#103: Santa's Symmetry Area Set

Uhhh, yes I know, it’s May. I made this set of symmetry area puzzles for a Secret Santa thing last year. I’ve been meaning to put it on the blog ever since, but I kept putting it off. Here it finally is.

This is a pack of five challenging Symmetry Area puzzles on increasingly unusual grids. You can find online solving links for four of the five puzzles in this PDF (there’s no online solver for Penrose tilings, I’m afraid).

This was a gift for IHNN. They are one of the strongest solvers I know, so I wanted to make something decently tough to keep them occupied with the puzzles for more than a few minutes. Our main connection at the time was that we had both created something called “Hexagony” (an esolang in my case, and a puzzle competition in theirs), so that provided the seed idea for this gift.

The gimmick of their competition was that each genre had two puzzles, one of a square grid and one on a hex grid (but this was not known prior to the start of the contest… the rules were phrased generally enough to work for both). My idea for the gift was to up that a little and do one genre on several grids.

The original plan was making a Fillomino that had the same clue layout (shifted if necessary) on various grids, i.e. a weird multi-grid “doppel”. I did actually make that but it turned out extremely meh, so I scrapped it. Instead I decided to just make separate puzzles for each grid, which would allow me much more control over the logic to get the most out of each grid. I also switched to Symmetry Area, again to get more mileage out of the different geometries.

I hope you enjoy the puzzles! The hexagonal and triangular ones are the most approachable. The other three are all very difficulty. Note that for the rhombill tiling and the Penrose tiling, only the outline of each region must have rotational symmetry, not necessarily the cells inside them.
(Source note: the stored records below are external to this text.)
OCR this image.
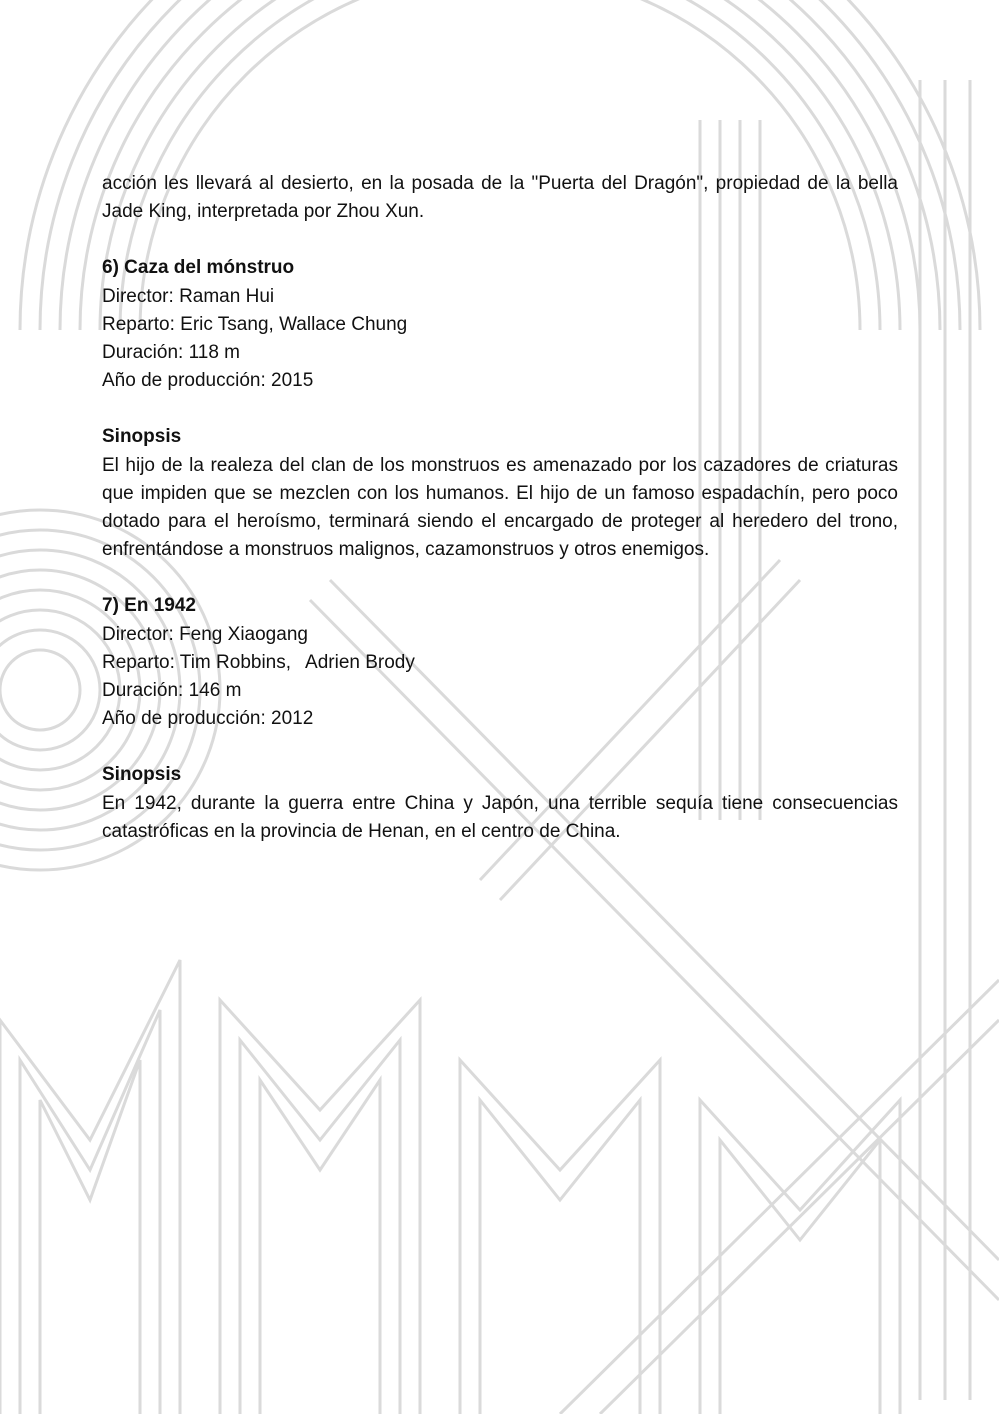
acción les llevará al desierto, en la posada de la "Puerta del Dragón", propiedad de la bella Jade King, interpretada por Zhou Xun.

6) Caza del mónstruo

Director: Raman Hui

Reparto: Eric Tsang, Wallace Chung

Duración: 118 m

Año de producción: 2015

Sinopsis

El hijo de la realeza del clan de los monstruos es amenazado por los cazadores de criaturas que impiden que se mezclen con los humanos. El hijo de un famoso espadachín, pero poco dotado para el heroísmo, terminará siendo el encargado de proteger al heredero del trono, enfrentándose a monstruos malignos, cazamonstruos y otros enemigos.

7) En 1942

Director: Feng Xiaogang

Reparto: Tim Robbins, Adrien Brody

Duración: 146 m

Año de producción: 2012

Sinopsis

En 1942, durante la guerra entre China y Japón, una terrible sequía tiene consecuencias catastróficas en la provincia de Henan, en el centro de China.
One last fun fact: I believe the 1-13 pair at the bottom of the Penrose grid is not actually required for uniqueness, which is just wild. They make the solve significantly less bashy though, so I kept them.

Rules: Divide the grid into regions of edge-connected cells, such that each region’s outline has rotational symmetry. Two regions containing the same number of cells cannot share an edge. Clued cells must belong to a region containing the indicated number of cells.